Path: utzoo!yunexus!geac!syntron!jtsv16!uunet!auspex!guy
From: guy@auspex.UUCP (Guy Harris)
Newsgroups: comp.unix.wizards
Subject: Re: Secure setuid shell scripts
Message-ID: <303@auspex.UUCP>
Date: 25 Oct 88 17:34:10 GMT
Article-I.D.: auspex.303
References: <14066@iuvax.cs.indiana.edu> <4409@bsu-cs.UUCP> <14069@mimsy.UUCP> <546@sp7040.UUCP>
Reply-To: guy@auspex.UUCP (Guy Harris)
Organization: Auspex Systems, Santa Clara
Lines: 21

>just one question.  Is this problem a security hole for only BSD systems,
>or does it exist on other SVID type systems or others?

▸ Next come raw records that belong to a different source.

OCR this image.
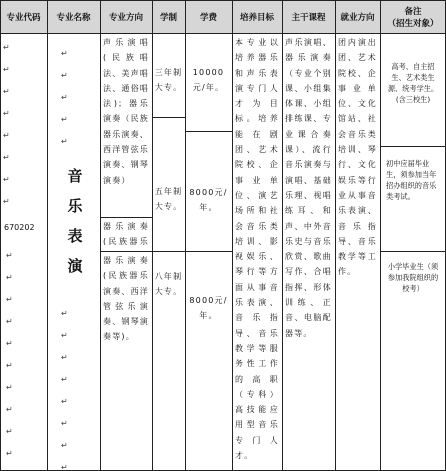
专业代码 专业名称 专业方向 学制	学费	培养目标 主干课程 就业方向
备注
（招生对象）
↵
↵
↵
↵
↵
↵
↵
↵
670202
↵
↵
↵
↵
↵
↵
↵
↵
↵
↵
↵
↵
↵
↵
↵
音
乐
表
演
↵
↵
↵
↵
↵
↵
↵
↵
声乐演唱(民族唱法、美声唱法、通俗唱法)；器乐演奏（民族器乐演奏、西洋管弦乐演奏、钢琴演奏）
器乐演奏(民族器乐
器乐演奏(民族器乐演奏、西洋管弦乐演奏、钢琴演奏等)。
三年制大专。
八年制大专。
10000元/年。
8000元/年。
8000元/年。
五年制大专。
本专业以培养器乐和声乐表演专门人才为目标。培养能在剧团、艺术院校、企事业单位、演艺场所和社会音乐类培训、影视娱乐、琴行等方面从事音乐表演、音乐指导、音乐教学等服务性工作的高职（专科）高技能应用型音乐专门人才。
声乐演唱、器乐演奏（专业个别课、小组集体课、小组排练课、专业课合奏课）、流行音乐演奏与演唱、基础乐理、视唱练耳、和声、中外音乐史与音乐欣赏、歌曲写作、合唱指挥、形体训练、正音、电脑配器等。
团内演出团、艺术院校、企事业单位、文化馆站、社会音乐类培训、琴行、文化娱乐等行业从事音乐表演、音乐指导、音乐教学等工作。
高考、自主招生、艺术类生源、统考学生。(含三校生)
初中应届毕业生，须参加当年招办组织的音乐类考试。
小学毕业生（须参加我院组织的校考）
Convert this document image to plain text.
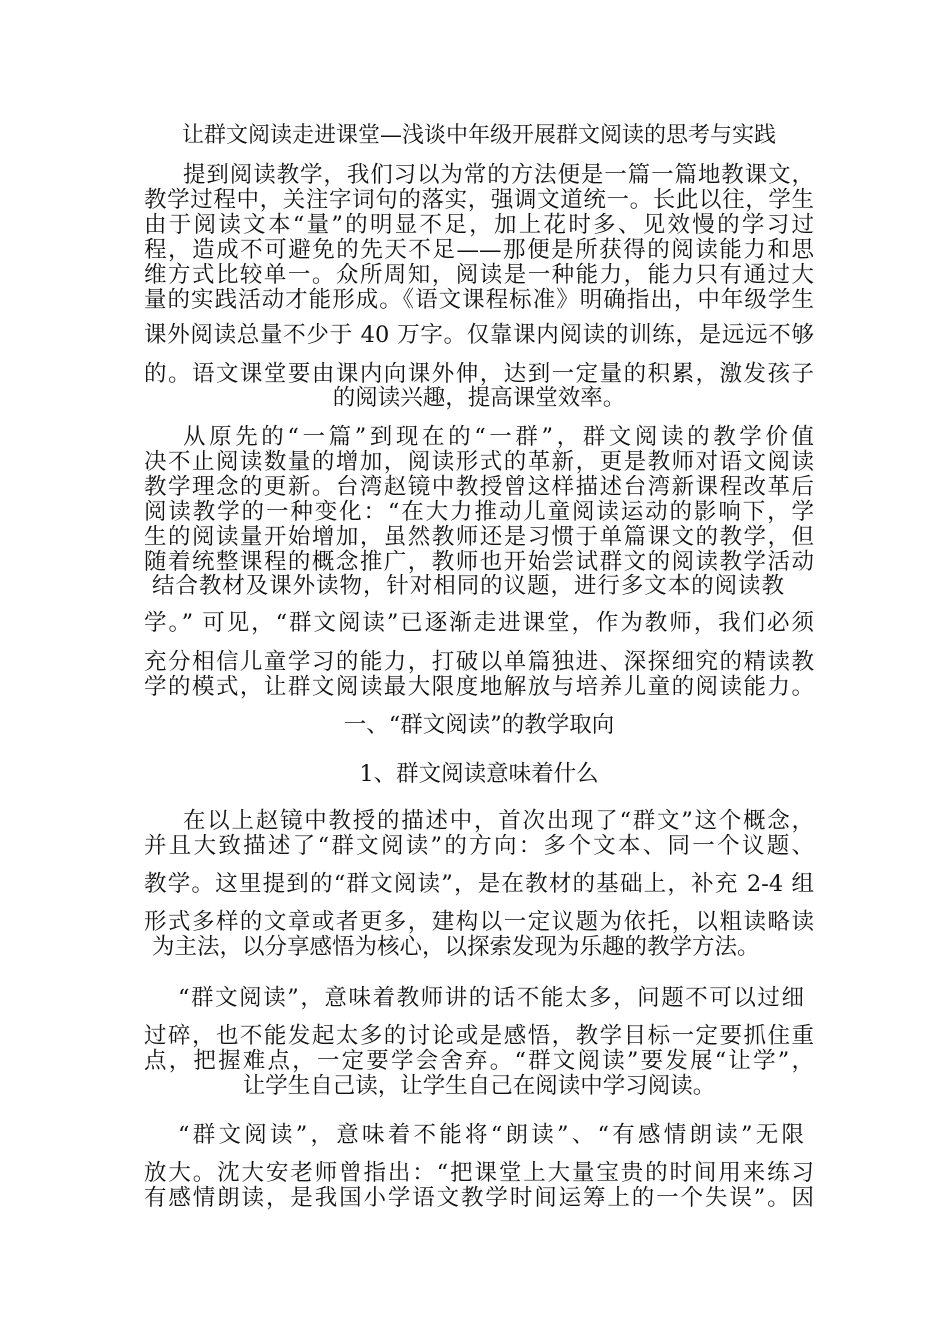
让群文阅读走进课堂—浅谈中年级开展群文阅读的思考与实践

提到阅读教学，我们习以为常的方法便是一篇一篇地教课文，

教学过程中，关注字词句的落实，强调文道统一。长此以往，学生

由于阅读文本“量”的明显不足，加上花时多、见效慢的学习过

程，造成不可避免的先天不足——那便是所获得的阅读能力和思

维方式比较单一。众所周知，阅读是一种能力，能力只有通过大

量的实践活动才能形成。《语文课程标准》明确指出，中年级学生

课外阅读总量不少于 40 万字。仅靠课内阅读的训练，是远远不够

的。语文课堂要由课内向课外伸，达到一定量的积累，激发孩子

的阅读兴趣，提高课堂效率。

从原先的“一篇”到现在的“一群”，群文阅读的教学价值

决不止阅读数量的增加，阅读形式的革新，更是教师对语文阅读

教学理念的更新。台湾赵镜中教授曾这样描述台湾新课程改革后

阅读教学的一种变化：“在大力推动儿童阅读运动的影响下，学

生的阅读量开始增加，虽然教师还是习惯于单篇课文的教学，但

随着统整课程的概念推广，教师也开始尝试群文的阅读教学活动

结合教材及课外读物，针对相同的议题，进行多文本的阅读教

学。” 可见，“群文阅读”已逐渐走进课堂，作为教师，我们必须

充分相信儿童学习的能力，打破以单篇独进、深探细究的精读教

学的模式，让群文阅读最大限度地解放与培养儿童的阅读能力。

一、“群文阅读”的教学取向

1、群文阅读意味着什么

在以上赵镜中教授的描述中，首次出现了“群文”这个概念，

并且大致描述了“群文阅读”的方向：多个文本、同一个议题、

教学。这里提到的“群文阅读”，是在教材的基础上，补充 2-4 组

形式多样的文章或者更多，建构以一定议题为依托，以粗读略读

为主法，以分享感悟为核心，以探索发现为乐趣的教学方法。

“群文阅读”，意味着教师讲的话不能太多，问题不可以过细

过碎，也不能发起太多的讨论或是感悟，教学目标一定要抓住重

点，把握难点，一定要学会舍弃。“群文阅读”要发展“让学”，

让学生自己读，让学生自己在阅读中学习阅读。

“群文阅读”，意味着不能将“朗读”、“有感情朗读”无限

放大。沈大安老师曾指出：“把课堂上大量宝贵的时间用来练习

有感情朗读，是我国小学语文教学时间运筹上的一个失误”。因
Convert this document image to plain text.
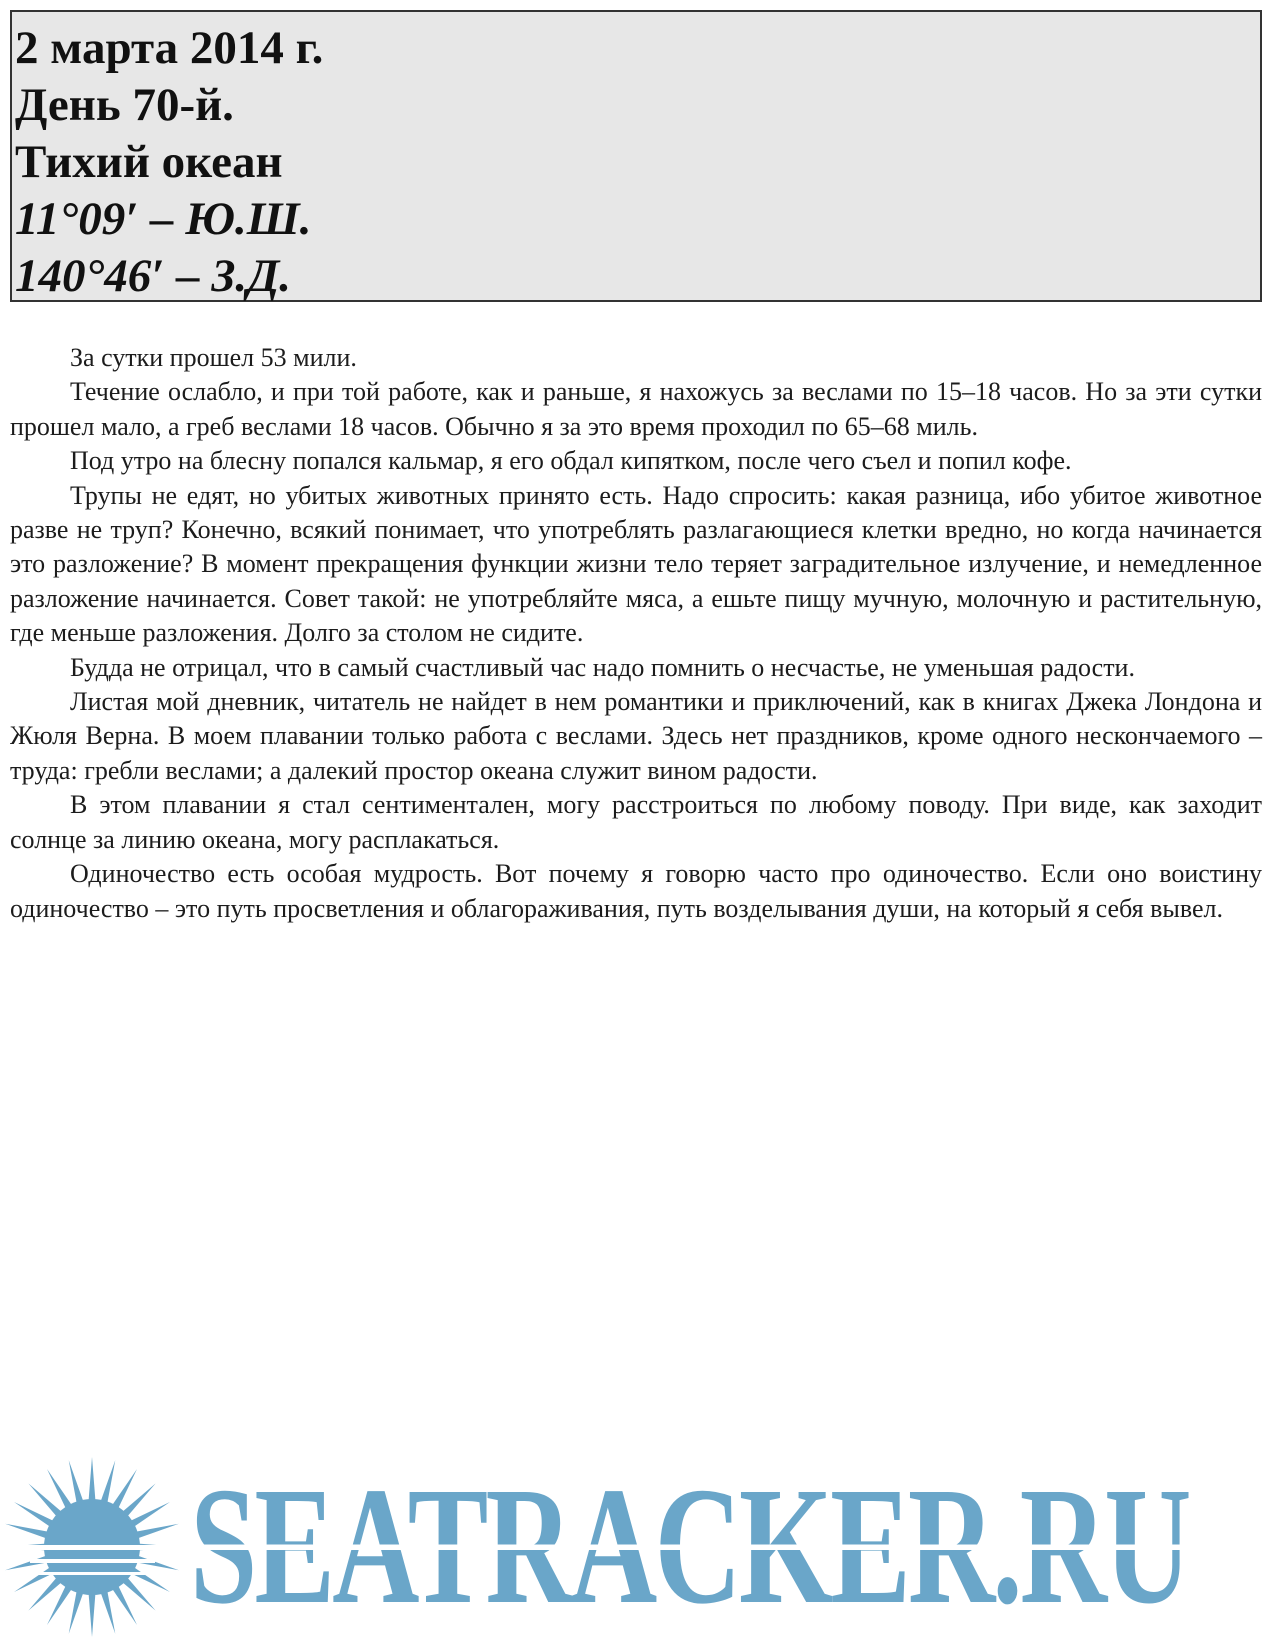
2 марта 2014 г.
День 70-й.
Тихий океан
11°09′ – Ю.Ш.
140°46′ – З.Д.

За сутки прошел 53 мили.

Течение ослабло, и при той работе, как и раньше, я нахожусь за веслами по 15–18 часов. Но за эти сутки прошел мало, а греб веслами 18 часов. Обычно я за это время проходил по 65–68 миль.

Под утро на блесну попался кальмар, я его обдал кипятком, после чего съел и попил кофе.

Трупы не едят, но убитых животных принято есть. Надо спросить: какая разница, ибо убитое животное разве не труп? Конечно, всякий понимает, что употреблять разлагающиеся клетки вредно, но когда начинается это разложение? В момент прекращения функции жизни тело теряет заградительное излучение, и немедленное разложение начинается. Совет такой: не употребляйте мяса, а ешьте пищу мучную, молочную и растительную, где меньше разложения. Долго за столом не сидите.

Будда не отрицал, что в самый счастливый час надо помнить о несчастье, не уменьшая радости.

Листая мой дневник, читатель не найдет в нем романтики и приключений, как в книгах Джека Лондона и Жюля Верна. В моем плавании только работа с веслами. Здесь нет праздников, кроме одного нескончаемого – труда: гребли веслами; а далекий простор океана служит вином радости.

В этом плавании я стал сентиментален, могу расстроиться по любому поводу. При виде, как заходит солнце за линию океана, могу расплакаться.

Одиночество есть особая мудрость. Вот почему я говорю часто про одиночество. Если оно воистину одиночество – это путь просветления и облагораживания, путь возделывания души, на который я себя вывел.

SEATRACKER.RU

The one I know of would be a problem on non-BSD systems if they have the
following features:

	1) "#!" - the ability for the kernel to recognize that an
	   executable file is really a shell (or other) script, and to run
	   the appropriate shell on it

	2) symbolic links (not necessary in all cases, but necessary to
	   make it work under arbitrary circumstances)

and that handles certain aspects of process creation in a certain way.

If it's missing 1), the system doesn't *have* set-UID shell scripts in
the sense being discussed here; the trick is that if the *script* has
its set-UID or set-GID bit set, when it runs the shell in question it
will run it with set-UID or set-GID privileges.  Most non-BSD systems
don't have it, but some non-BSD systems do (although many of them
started from BSD, even though they may be S5-compatible...).